[The Life of Captain Matthew Flinders by Ernest Scott]@TWC D-Link bookThe Life of Captain Matthew Flinders CHAPTER 4 4/52
Naval operations were suspended for several months. Flinders naturally took advantage of the earliest opportunity to report himself to the friend who had first helped him into the King's Navy. Pasley, who was promoted on April 12th, 1794, to the rank of Rear-Admiral of the White, again welcomed him on board the Bellerophon and, hearing from Captain Bligh excellent accounts of his diligence and usefulness, appointed him one of his aides-de-camp.
It was in this capacity that he took part in the great battle off Brest on June 1st, 1794, signalised in British naval history as "the glorious First of June." Lord Howe, with the Channel Fleet (thirty-four ships of the line and fifteen frigates) put to sea on May 2nd with two purposes: first, to convoy to a safe distance from the probable field of hostilities a squadron of 148 British merchantmen bound for various ports; second, to intercept and destroy a French fleet which was known to be convoying a large company of provision-ships from America.

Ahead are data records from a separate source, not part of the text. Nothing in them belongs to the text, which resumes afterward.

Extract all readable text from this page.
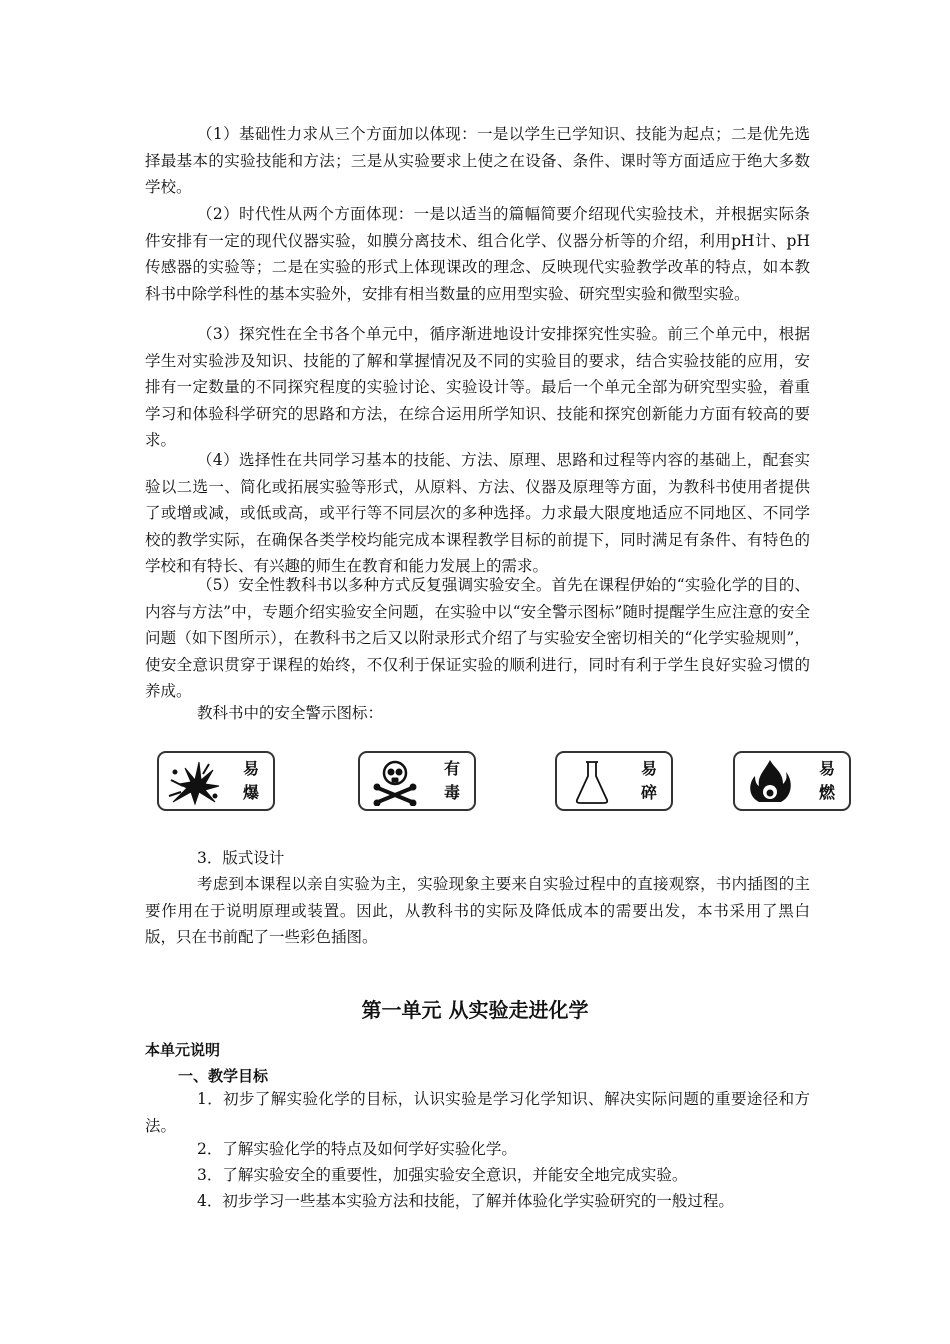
（1）基础性力求从三个方面加以体现：一是以学生已学知识、技能为起点；二是优先选择最基本的实验技能和方法；三是从实验要求上使之在设备、条件、课时等方面适应于绝大多数学校。

（2）时代性从两个方面体现：一是以适当的篇幅简要介绍现代实验技术，并根据实际条件安排有一定的现代仪器实验，如膜分离技术、组合化学、仪器分析等的介绍，利用pH计、pH传感器的实验等；二是在实验的形式上体现课改的理念、反映现代实验教学改革的特点，如本教科书中除学科性的基本实验外，安排有相当数量的应用型实验、研究型实验和微型实验。

（3）探究性在全书各个单元中，循序渐进地设计安排探究性实验。前三个单元中，根据学生对实验涉及知识、技能的了解和掌握情况及不同的实验目的要求，结合实验技能的应用，安排有一定数量的不同探究程度的实验讨论、实验设计等。最后一个单元全部为研究型实验，着重学习和体验科学研究的思路和方法，在综合运用所学知识、技能和探究创新能力方面有较高的要求。

（4）选择性在共同学习基本的技能、方法、原理、思路和过程等内容的基础上，配套实验以二选一、简化或拓展实验等形式，从原料、方法、仪器及原理等方面，为教科书使用者提供了或增或减，或低或高，或平行等不同层次的多种选择。力求最大限度地适应不同地区、不同学校的教学实际，在确保各类学校均能完成本课程教学目标的前提下，同时满足有条件、有特色的学校和有特长、有兴趣的师生在教育和能力发展上的需求。

（5）安全性教科书以多种方式反复强调实验安全。首先在课程伊始的“实验化学的目的、内容与方法”中，专题介绍实验安全问题，在实验中以“安全警示图标”随时提醒学生应注意的安全问题（如下图所示），在教科书之后又以附录形式介绍了与实验安全密切相关的“化学实验规则”，使安全意识贯穿于课程的始终，不仅利于保证实验的顺利进行，同时有利于学生良好实验习惯的养成。

教科书中的安全警示图标：

易
爆
有
毒
易
碎
易
燃

3．版式设计

考虑到本课程以亲自实验为主，实验现象主要来自实验过程中的直接观察，书内插图的主要作用在于说明原理或装置。因此，从教科书的实际及降低成本的需要出发，本书采用了黑白版，只在书前配了一些彩色插图。

第一单元 从实验走进化学
本单元说明
一、教学目标

1．初步了解实验化学的目标，认识实验是学习化学知识、解决实际问题的重要途径和方法。

2．了解实验化学的特点及如何学好实验化学。

3．了解实验安全的重要性，加强实验安全意识，并能安全地完成实验。

4．初步学习一些基本实验方法和技能，了解并体验化学实验研究的一般过程。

War, bad harvests, the disorganization of industry, and revolutionary upheavals, had produced an acute scarcity of food in France, and the arrival of these vessels was awaited with intense anxiety.
To prevent their arrival, or to destroy the French squadron, would be to strike a serious blow at the enemy.
Howe had under him a fleet eager for fight; against him, a foe keenly aware how vitally necessary to their country was the arrival of the food-ships. The French fleet (twenty-six ships of the line) under the command of Villaret-Joyeuse, put to sea from Brest on May 16.